Republicans Could Change Abortion Access

Republicans North Carolina

The outcome of Tuesday’s election, which has seen record campaign spending, will likely impact the prospects of abortion access, Republican-drawn legislative boundaries, and years of GOP policy in the critical swing state.

The outcome of the high-stakes race between Republican-backed Dan Kelly and Democratic-backed Janet Protasiewicz will determine the court’s majority heading into the 2024 presidential election. In 2020, the court came into one vote of reversing President Joseph Biden’s narrow victory, and both parties anticipate another tight campaign in 2024.

It is the most recent election in which abortion rights have been a major issue that’s because the Supreme Court reversed Roe v. Wade in June.

Republicans Have The Power To Deny Abortion  

It is also an illustration of how, when big legal conflicts play out at the state level, nominally nonpartisan court campaigns have morphed into political battlegrounds.

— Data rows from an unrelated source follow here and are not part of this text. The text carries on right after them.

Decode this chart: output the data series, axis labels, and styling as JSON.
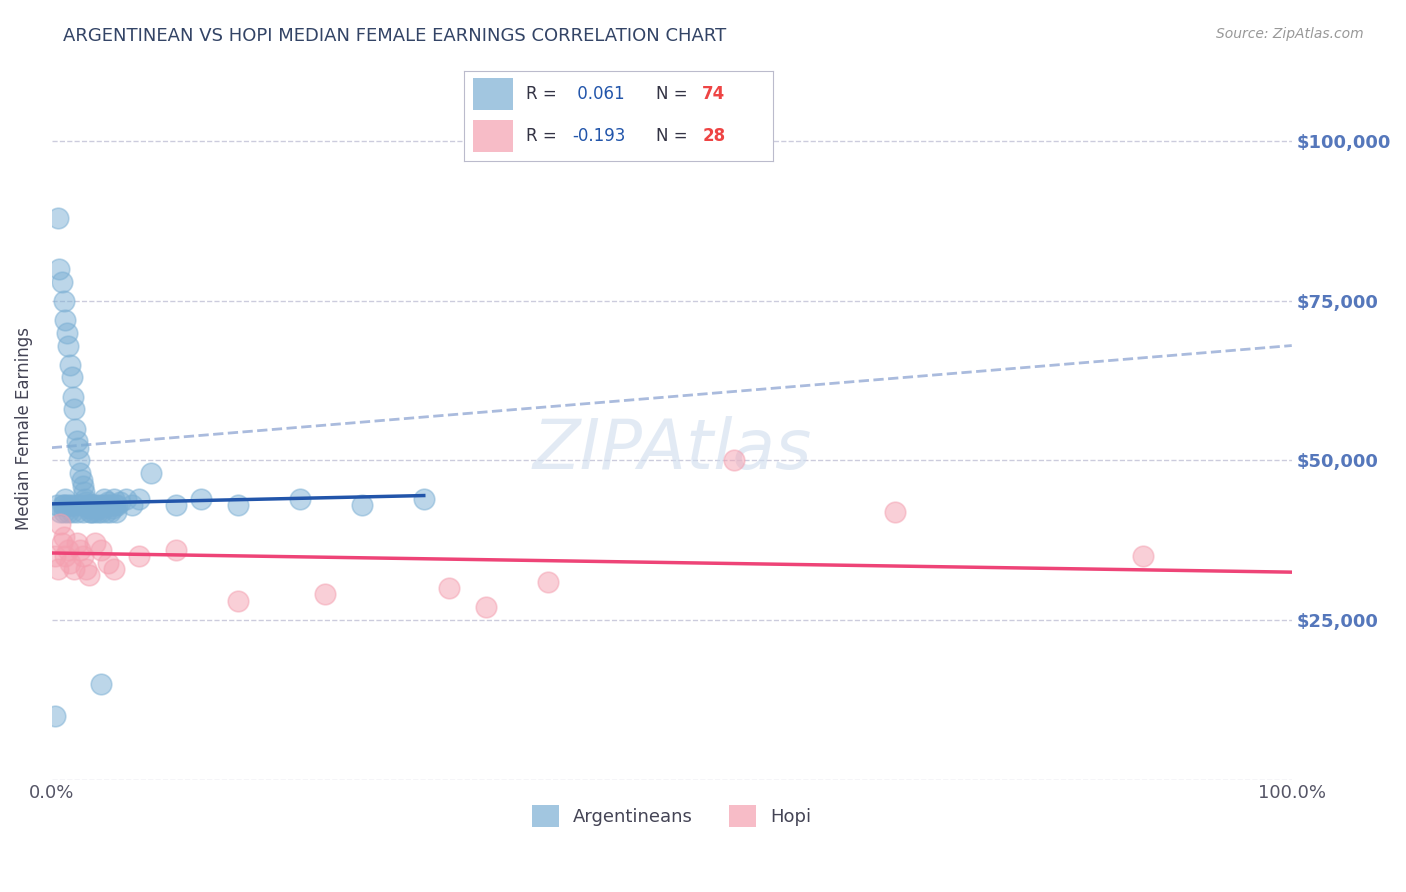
{
  "title": "ARGENTINEAN VS HOPI MEDIAN FEMALE EARNINGS CORRELATION CHART",
  "source": "Source: ZipAtlas.com",
  "ylabel": "Median Female Earnings",
  "watermark": "ZIPAtlas",
  "blue_R": 0.061,
  "blue_N": 74,
  "pink_R": -0.193,
  "pink_N": 28,
  "blue_color": "#7BAFD4",
  "pink_color": "#F4A0B0",
  "blue_line_color": "#2255AA",
  "pink_line_color": "#EE4477",
  "blue_dashed_color": "#AABBDD",
  "title_color": "#334466",
  "source_color": "#999999",
  "axis_label_color": "#5577BB",
  "legend_R_color": "#2255AA",
  "legend_N_color": "#EE4444",
  "blue_scatter_x": [
    0.3,
    0.5,
    0.6,
    0.8,
    1.0,
    1.1,
    1.2,
    1.3,
    1.5,
    1.6,
    1.7,
    1.8,
    1.9,
    2.0,
    2.1,
    2.2,
    2.3,
    2.4,
    2.5,
    2.6,
    2.7,
    2.8,
    2.9,
    3.0,
    3.1,
    3.2,
    3.3,
    3.4,
    3.5,
    3.6,
    3.7,
    3.8,
    3.9,
    4.0,
    4.1,
    4.2,
    4.3,
    4.4,
    4.5,
    4.6,
    4.7,
    4.8,
    4.9,
    5.0,
    5.1,
    5.2,
    5.3,
    5.5,
    6.0,
    6.5,
    7.0,
    8.0,
    10.0,
    12.0,
    15.0,
    20.0,
    25.0,
    30.0,
    0.4,
    0.7,
    0.9,
    1.0,
    1.0,
    1.1,
    1.2,
    1.3,
    1.5,
    1.6,
    1.8,
    2.0,
    2.2,
    2.5,
    3.0,
    4.0
  ],
  "blue_scatter_y": [
    10000,
    88000,
    80000,
    78000,
    75000,
    72000,
    70000,
    68000,
    65000,
    63000,
    60000,
    58000,
    55000,
    53000,
    52000,
    50000,
    48000,
    47000,
    46000,
    45000,
    44000,
    43500,
    43000,
    42500,
    42000,
    42000,
    43000,
    42000,
    43000,
    42500,
    42000,
    43000,
    42500,
    42000,
    43000,
    44000,
    43000,
    42000,
    43500,
    43000,
    42000,
    43000,
    42500,
    44000,
    43000,
    42000,
    43000,
    43500,
    44000,
    43000,
    44000,
    48000,
    43000,
    44000,
    43000,
    44000,
    43000,
    44000,
    43000,
    42000,
    43000,
    42000,
    43000,
    44000,
    43000,
    42000,
    43000,
    42000,
    43000,
    42000,
    43000,
    42000,
    43000,
    15000
  ],
  "pink_scatter_x": [
    0.3,
    0.5,
    0.7,
    0.8,
    1.0,
    1.1,
    1.3,
    1.5,
    1.8,
    2.0,
    2.3,
    2.5,
    2.8,
    3.0,
    3.5,
    4.0,
    4.5,
    5.0,
    7.0,
    10.0,
    15.0,
    22.0,
    32.0,
    35.0,
    40.0,
    55.0,
    68.0,
    88.0
  ],
  "pink_scatter_y": [
    35000,
    33000,
    40000,
    37000,
    38000,
    35000,
    36000,
    34000,
    33000,
    37000,
    36000,
    35000,
    33000,
    32000,
    37000,
    36000,
    34000,
    33000,
    35000,
    36000,
    28000,
    29000,
    30000,
    27000,
    31000,
    50000,
    42000,
    35000
  ],
  "xlim": [
    0,
    100
  ],
  "ylim": [
    0,
    110000
  ],
  "yticks": [
    0,
    25000,
    50000,
    75000,
    100000
  ],
  "ytick_labels": [
    "",
    "$25,000",
    "$50,000",
    "$75,000",
    "$100,000"
  ],
  "xtick_labels": [
    "0.0%",
    "100.0%"
  ],
  "grid_color": "#CCCCDD",
  "background_color": "#FFFFFF",
  "blue_trend_x0": 0.0,
  "blue_trend_x1": 30.0,
  "blue_trend_y0": 43200,
  "blue_trend_y1": 44500,
  "pink_trend_x0": 0.0,
  "pink_trend_x1": 100.0,
  "pink_trend_y0": 35500,
  "pink_trend_y1": 32500,
  "blue_dash_x0": 0.0,
  "blue_dash_x1": 100.0,
  "blue_dash_y0": 52000,
  "blue_dash_y1": 68000
}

All of this has resulted in expenditures that will more than double, if not treble, the previous high of $15.4 million spent on a state court campaign in Illinois in 2004. Democrats have invested substantially in Protasiewicz, while Republicans have spent much on Kelly.

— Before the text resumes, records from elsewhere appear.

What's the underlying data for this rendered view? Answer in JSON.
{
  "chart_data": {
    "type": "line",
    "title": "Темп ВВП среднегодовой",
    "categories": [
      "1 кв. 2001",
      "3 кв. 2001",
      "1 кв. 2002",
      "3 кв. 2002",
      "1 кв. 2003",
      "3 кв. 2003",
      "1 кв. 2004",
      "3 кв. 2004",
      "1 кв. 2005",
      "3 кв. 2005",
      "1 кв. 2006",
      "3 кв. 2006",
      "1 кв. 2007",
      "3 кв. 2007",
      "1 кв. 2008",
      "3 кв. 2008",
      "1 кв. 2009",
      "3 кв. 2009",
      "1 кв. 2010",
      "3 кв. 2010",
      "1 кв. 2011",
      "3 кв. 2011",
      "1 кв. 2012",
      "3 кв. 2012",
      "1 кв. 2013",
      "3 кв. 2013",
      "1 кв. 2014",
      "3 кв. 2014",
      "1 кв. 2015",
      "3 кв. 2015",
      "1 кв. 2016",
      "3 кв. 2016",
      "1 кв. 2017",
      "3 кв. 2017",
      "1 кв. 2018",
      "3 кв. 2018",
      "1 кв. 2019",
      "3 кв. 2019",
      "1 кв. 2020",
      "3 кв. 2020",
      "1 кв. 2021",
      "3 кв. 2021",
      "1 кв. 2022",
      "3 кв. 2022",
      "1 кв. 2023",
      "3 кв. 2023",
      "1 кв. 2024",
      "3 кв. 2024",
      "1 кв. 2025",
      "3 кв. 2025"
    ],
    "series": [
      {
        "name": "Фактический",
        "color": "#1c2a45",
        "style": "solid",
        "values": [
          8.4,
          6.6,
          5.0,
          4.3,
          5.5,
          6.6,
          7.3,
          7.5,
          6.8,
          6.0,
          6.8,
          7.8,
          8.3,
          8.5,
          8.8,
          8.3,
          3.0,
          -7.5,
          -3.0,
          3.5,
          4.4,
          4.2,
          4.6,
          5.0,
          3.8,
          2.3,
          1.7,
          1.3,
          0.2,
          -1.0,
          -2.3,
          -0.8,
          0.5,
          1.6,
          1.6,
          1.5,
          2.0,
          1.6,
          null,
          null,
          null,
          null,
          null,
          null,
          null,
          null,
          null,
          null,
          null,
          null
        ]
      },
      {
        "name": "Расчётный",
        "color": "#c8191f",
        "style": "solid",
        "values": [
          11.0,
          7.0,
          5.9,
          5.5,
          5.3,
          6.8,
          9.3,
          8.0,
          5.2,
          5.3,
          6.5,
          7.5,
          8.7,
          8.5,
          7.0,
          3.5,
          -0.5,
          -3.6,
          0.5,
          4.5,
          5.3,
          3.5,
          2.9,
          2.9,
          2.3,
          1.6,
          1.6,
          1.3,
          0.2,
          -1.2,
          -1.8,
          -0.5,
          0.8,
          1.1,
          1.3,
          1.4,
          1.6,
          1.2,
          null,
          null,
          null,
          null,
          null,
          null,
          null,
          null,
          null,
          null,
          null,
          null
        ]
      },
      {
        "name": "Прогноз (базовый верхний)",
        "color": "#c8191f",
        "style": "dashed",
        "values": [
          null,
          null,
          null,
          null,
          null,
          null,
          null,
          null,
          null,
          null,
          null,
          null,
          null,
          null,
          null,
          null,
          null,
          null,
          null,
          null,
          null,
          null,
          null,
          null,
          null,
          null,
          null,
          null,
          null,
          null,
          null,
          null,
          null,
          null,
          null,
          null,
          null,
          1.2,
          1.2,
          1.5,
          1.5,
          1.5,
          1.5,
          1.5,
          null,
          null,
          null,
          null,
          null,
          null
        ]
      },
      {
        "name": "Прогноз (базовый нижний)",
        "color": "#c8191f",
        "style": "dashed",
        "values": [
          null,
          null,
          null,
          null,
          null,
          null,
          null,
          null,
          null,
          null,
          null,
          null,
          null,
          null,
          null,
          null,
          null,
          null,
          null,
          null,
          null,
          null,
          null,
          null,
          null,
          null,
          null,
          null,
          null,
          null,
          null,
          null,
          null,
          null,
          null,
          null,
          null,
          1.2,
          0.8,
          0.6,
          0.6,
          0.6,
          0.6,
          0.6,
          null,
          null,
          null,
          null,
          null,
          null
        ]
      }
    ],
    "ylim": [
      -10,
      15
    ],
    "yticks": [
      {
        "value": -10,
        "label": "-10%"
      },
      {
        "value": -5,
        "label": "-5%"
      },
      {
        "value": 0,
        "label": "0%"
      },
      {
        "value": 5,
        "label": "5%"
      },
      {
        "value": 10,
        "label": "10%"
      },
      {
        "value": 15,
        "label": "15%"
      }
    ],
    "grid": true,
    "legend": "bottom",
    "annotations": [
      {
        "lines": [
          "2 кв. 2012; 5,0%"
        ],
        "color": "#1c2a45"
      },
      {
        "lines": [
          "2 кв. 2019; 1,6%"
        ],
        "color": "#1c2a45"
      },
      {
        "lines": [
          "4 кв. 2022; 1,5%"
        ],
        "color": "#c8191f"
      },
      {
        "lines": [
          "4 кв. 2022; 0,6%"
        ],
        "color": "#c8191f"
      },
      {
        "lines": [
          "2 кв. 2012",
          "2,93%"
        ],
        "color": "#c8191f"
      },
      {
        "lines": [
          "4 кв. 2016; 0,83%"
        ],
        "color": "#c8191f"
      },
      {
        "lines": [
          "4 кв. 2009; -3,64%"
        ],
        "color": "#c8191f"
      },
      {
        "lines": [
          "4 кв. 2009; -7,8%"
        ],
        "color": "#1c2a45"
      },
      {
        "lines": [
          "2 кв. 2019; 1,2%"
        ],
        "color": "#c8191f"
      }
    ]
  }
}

Democrats are attempting to take control of the Supreme Court, which has been dominated by conservative justices for the past 15 years. This has allowed the court to sustain a number of Republican initiatives, such as prohibiting absentee ballot collection points last year and upholding a 2011 statute that effectively ended bargaining rights for most public employees.

Protasiewicz, 60, has attempted to turn the contest into a referendum on abortion rights, running on a Democratic-backed platform that includes her outspoken support for abortion rights. The court is scheduled to rule on a case challenging the state’s 174-year-old abortion prohibition.

That statute, passed a year after statehood, was reinstated following the Supreme Court’s decision reversing Roe v. Wade, thus ending abortion services in Wisconsin. Democrats have seized on the issue, including Gov. Tony Evers, who was re-elected in November.